[Speakers] Transitional/Introductory Presentations

Bruce Smith bruce at armintl.com
Tue Jul 26 09:30:19 EDT 2005


> > In my experience, a new user presentation should consist of the GUI side
> > of _using_ Linux.  Not the underlying system, how it works, nor the
> > command line.
> 
> Agree, focus on the GUI tools is good.  In part because the GUI tools
> are now "good" and they used to be utter crap.  I've been using LINUX
> since 0.99a but these days I do most of my admin via Yast.

A presentation focusing on YAST might be a good topic for one of the
four.  Mostly covering the portions that a home user needs to know.  

> I think some brief segways into certain topics are worth while.  One
> could explain runlevels in a single slide after mentioning boot-up and
> how-to-shutdown.  This way they've seen the term.  I think getting over
> the terminology hump is a big one for people coming from windows (in my
> experience;  it is the windows terminology that seems weird to me).
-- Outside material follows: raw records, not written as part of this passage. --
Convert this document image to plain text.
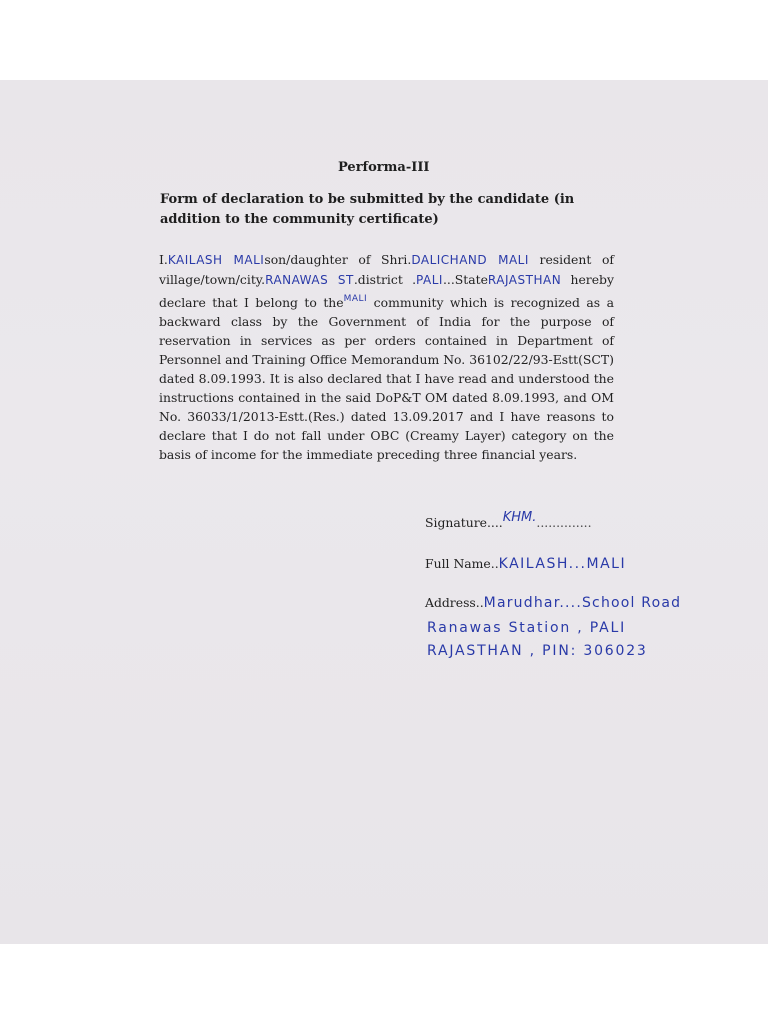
Performa-III
Form of declaration to be submitted by the candidate (in addition to the community certificate)
I.KAILASH MALIson/daughter of Shri.DALICHAND MALI resident of village/town/city.RANAWAS ST.district .PALI...StateRAJASTHAN hereby declare that I belong to the$^{MALI}$ community which is recognized as a backward class by the Government of India for the purpose of reservation in services as per orders contained in Department of Personnel and Training Office Memorandum No. 36102/22/93-Estt(SCT) dated 8.09.1993. It is also declared that I have read and understood the instructions contained in the said DoP&T OM dated 8.09.1993, and OM No. 36033/1/2013-Estt.(Res.) dated 13.09.2017 and I have reasons to declare that I do not fall under OBC (Creamy Layer) category on the basis of income for the immediate preceding three financial years.
Signature....KHM...............
Full Name..KAILASH...MALI
Address..Marudhar....School Road
Ranawas Station , PALI
RAJASTHAN , PIN: 306023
Explaining the equivalent of things in Windows terms is good.  i.e.  We
should cover a little about the "root" user, along with mentioning it is
like the Windows "Administrator" account.

> So do you start the presentation series with booting up and logging in?
> Which might be a reasonable approach.  Or somewhere else;  from more of
> a view-from-4000-feet perspective?  Thoughts?

I'd say the system should be already booted at the login prompt.  Most
modern distros boot with just a splash screen, and our projector can't
show the boot screen due to the changing monitor frequencies anyway.